釈迦に説法かもしれませんが、意外に勘違いしている人も少なくないようなので、あえてこのテーマを取り上げさせてもらう。

行政指導は税務署からの「協力お願い」

税務署から連絡があると、すべて税務調査と思っている人も少なくないようだが、調査以外の目的でも税務署が接触してくることがある。いわゆる「行政指導」というやつだ。

調査官が接触してくるとき、「調査」なのか「行政指導」なのか、どちらで接触してくるか、これだけは確認しておく必要がある。

というのも、修正申告書の提出、更正があった場合など、税務調査となれば「加算税」がかかるが、行政指導となればペナルティーはナシ。理由は、税務調査なら「質問検査権」が及ぶが、行政指導であれば質問検査権が及ばないからだ。つまり、行政指導は税務署からの「協力のお願い」にすぎず、それに協力しなくても原則違法にはならない。だから、税務署から連絡がきたら「これは税務調査ですか?それとも行政指導ですか?」と確認するべき。そして、税務署から送付される質問書もしっかりと確認することが重要だ。行政指導であればその旨は明記されており、税務調査となれば税務署は調査であることを明言しなければならない。

従来、税務調査と行政指導の違いは非常に曖昧であった。しかし、平成25年の国税通則法の改正により、国税当局もこの点を明確に運用しはじめたと言われる。そのため、税理士としても、「調査」と「行政指導」の違いについて、十分に理解しておく必要がある。

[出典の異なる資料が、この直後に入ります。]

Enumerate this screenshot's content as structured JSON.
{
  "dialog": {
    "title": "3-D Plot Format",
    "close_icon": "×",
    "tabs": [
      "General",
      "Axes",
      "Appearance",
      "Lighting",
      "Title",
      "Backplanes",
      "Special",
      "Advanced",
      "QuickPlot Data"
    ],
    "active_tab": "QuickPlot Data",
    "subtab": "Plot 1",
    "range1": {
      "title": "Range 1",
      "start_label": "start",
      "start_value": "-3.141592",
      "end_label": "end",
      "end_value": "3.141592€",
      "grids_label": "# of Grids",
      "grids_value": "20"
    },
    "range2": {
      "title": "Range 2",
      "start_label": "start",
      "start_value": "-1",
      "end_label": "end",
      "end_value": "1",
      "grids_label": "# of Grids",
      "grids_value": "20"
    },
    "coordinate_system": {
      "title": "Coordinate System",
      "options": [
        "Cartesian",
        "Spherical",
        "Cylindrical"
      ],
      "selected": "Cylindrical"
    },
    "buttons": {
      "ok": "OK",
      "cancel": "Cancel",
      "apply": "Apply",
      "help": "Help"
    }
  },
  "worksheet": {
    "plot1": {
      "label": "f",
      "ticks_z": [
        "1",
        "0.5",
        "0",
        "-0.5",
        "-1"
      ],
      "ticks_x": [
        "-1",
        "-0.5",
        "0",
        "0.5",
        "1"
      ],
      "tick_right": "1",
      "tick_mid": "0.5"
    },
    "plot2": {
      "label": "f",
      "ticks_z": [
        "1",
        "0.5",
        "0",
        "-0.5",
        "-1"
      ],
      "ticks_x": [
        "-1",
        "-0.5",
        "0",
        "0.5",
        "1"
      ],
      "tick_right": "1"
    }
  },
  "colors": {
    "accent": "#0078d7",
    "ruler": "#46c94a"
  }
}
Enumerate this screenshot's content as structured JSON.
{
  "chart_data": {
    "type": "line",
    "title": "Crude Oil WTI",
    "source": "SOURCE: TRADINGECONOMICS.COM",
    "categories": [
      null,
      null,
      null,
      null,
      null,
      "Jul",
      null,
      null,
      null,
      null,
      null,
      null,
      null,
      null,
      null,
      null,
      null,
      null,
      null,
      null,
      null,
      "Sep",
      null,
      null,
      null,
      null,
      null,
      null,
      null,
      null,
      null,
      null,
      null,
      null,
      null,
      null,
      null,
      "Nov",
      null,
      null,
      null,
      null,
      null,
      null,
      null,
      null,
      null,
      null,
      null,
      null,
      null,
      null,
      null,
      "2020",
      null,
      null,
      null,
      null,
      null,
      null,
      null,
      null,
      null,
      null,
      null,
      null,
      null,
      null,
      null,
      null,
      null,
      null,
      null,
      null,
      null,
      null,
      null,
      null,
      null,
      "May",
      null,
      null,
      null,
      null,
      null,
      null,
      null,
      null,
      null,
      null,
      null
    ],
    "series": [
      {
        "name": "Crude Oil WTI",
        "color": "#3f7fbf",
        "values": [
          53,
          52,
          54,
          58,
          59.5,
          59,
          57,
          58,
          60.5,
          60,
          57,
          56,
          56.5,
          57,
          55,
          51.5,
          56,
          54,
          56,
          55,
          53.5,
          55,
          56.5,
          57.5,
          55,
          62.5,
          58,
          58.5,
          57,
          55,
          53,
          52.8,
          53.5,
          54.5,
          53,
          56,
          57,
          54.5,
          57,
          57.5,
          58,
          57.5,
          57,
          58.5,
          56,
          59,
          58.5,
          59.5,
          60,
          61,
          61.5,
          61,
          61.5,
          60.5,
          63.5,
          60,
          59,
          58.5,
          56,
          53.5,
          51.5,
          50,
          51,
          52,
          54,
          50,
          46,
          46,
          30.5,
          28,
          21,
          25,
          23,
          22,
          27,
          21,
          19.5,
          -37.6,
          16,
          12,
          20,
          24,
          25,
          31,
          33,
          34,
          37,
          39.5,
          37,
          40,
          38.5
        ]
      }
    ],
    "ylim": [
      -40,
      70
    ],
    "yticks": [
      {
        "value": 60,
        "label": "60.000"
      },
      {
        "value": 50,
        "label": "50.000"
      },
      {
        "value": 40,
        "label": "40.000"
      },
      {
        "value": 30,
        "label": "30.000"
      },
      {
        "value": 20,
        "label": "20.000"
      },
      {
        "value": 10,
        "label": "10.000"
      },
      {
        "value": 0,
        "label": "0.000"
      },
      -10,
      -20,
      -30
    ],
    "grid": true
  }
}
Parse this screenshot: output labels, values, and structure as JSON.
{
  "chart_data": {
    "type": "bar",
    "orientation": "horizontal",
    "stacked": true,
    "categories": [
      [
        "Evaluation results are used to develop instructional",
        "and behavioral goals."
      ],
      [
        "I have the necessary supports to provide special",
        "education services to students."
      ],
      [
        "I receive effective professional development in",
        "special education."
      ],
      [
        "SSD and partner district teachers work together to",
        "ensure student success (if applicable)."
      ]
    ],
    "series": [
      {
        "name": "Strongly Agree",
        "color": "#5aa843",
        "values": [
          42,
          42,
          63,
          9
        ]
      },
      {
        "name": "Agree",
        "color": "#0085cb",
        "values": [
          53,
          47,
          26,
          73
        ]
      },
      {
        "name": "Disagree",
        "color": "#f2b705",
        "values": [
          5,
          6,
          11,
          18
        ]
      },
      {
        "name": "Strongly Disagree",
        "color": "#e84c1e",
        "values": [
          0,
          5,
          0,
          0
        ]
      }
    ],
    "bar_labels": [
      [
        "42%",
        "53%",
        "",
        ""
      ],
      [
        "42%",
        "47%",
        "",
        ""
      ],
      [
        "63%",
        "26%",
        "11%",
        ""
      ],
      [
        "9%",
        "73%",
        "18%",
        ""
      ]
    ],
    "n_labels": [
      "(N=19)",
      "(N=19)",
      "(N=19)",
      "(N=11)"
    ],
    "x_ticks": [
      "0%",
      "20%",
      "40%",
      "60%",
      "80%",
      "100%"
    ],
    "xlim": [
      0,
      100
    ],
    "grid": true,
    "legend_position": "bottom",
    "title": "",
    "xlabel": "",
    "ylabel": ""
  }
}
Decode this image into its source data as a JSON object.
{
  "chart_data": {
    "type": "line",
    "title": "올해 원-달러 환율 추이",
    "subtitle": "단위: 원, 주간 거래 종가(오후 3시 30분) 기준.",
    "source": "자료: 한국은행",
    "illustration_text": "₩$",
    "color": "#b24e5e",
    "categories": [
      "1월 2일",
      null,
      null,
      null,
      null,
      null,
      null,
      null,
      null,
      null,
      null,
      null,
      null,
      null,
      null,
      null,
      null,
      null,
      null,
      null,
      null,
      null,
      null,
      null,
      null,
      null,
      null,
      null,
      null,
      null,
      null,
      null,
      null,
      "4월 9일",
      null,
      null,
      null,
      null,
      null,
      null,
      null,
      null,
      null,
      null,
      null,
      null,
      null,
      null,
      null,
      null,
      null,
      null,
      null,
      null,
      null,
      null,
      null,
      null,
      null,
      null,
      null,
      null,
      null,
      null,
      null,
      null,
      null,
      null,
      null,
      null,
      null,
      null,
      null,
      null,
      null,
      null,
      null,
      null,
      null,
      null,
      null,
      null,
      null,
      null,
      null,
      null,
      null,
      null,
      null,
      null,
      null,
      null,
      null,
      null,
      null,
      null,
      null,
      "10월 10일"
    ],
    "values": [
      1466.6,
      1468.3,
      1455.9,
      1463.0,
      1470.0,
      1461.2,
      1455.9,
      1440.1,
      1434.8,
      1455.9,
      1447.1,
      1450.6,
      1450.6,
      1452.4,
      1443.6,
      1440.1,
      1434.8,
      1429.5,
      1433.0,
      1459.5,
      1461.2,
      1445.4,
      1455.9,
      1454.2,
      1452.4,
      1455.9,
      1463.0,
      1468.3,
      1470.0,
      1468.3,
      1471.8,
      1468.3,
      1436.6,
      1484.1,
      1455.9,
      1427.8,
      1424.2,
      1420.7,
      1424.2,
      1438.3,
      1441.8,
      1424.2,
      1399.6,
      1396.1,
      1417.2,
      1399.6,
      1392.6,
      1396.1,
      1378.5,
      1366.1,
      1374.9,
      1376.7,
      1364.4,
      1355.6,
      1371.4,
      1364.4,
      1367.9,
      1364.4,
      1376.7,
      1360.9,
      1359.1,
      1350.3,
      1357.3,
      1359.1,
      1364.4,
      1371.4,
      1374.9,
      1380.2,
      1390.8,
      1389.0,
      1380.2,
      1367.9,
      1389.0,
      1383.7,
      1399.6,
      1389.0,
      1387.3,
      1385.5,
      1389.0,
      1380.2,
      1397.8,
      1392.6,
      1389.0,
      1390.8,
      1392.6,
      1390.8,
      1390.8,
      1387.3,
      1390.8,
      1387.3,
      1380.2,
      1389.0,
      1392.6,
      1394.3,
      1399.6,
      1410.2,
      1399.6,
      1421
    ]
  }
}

税務調査は、国税通則法74条の2(当該職員の所得税等に関する調査に係る質問検査権)から74条の6(当該職員の航空機燃料税等に関する調査に係る質問検査権までに掲げる税目に限る)に基づき、税額等の認定および国税に関する法律で処分することとしている。

上記に掲げる調査には、更正決定等を目的とする一連の行為のほか、異議決定や申請等の審査のために行う一連の行為も含まれます。ただし、それらに掲げる調査のうち、

  1. 更正の請求に対して部内の処理のみで請求どおりに更正を行う場合の一連の行為
  2. 期限後申請書の提出又は源泉徴収に係る所得税の納付があった場合において、部内の処理のみで決定又は納税の告知があるべきことを予知してなされたものには当たらないものとして無申告加算税又は不納付加算税の賦課決定を行うときの一連の行為

に掲げる一連の行為で納税者に対して質問検査等を行うことがないものについては、法74条の9(納税義務者に対する調査の事前通知等)から法74条の11(調査終了の際の手続)までの各条の規定は適用されないことも理解しておく必要がある。

「質問検査」行える業務従事者は限定

一方で「行政指導」については、「調査に該当しない行為」であり、特定の納税者に課税標準等又は税額等を認定する目的で行う行為に至らないもの(とどまるもの)とされる。また、これらの行為のみに起因して、修正申告書若しくは期限後申告書の提出又は源泉徴収に係る所得税の自主納付があった場合には、修正申告書等の提出等は更正若しくは決定または納税の告知があるべきことを予知してなされたものには当たらないとされている(手続通達2-1)。

なお、法第74条の2から法第74条の6までの各条の規定により質問検査等を行うことができる職員は、国税庁、国税局もしくは税務署または税関の職員のうち、その調査を行う国税に関する事務に従事している者となる。役所は縦割りなので、業務従事者はかなり限られる。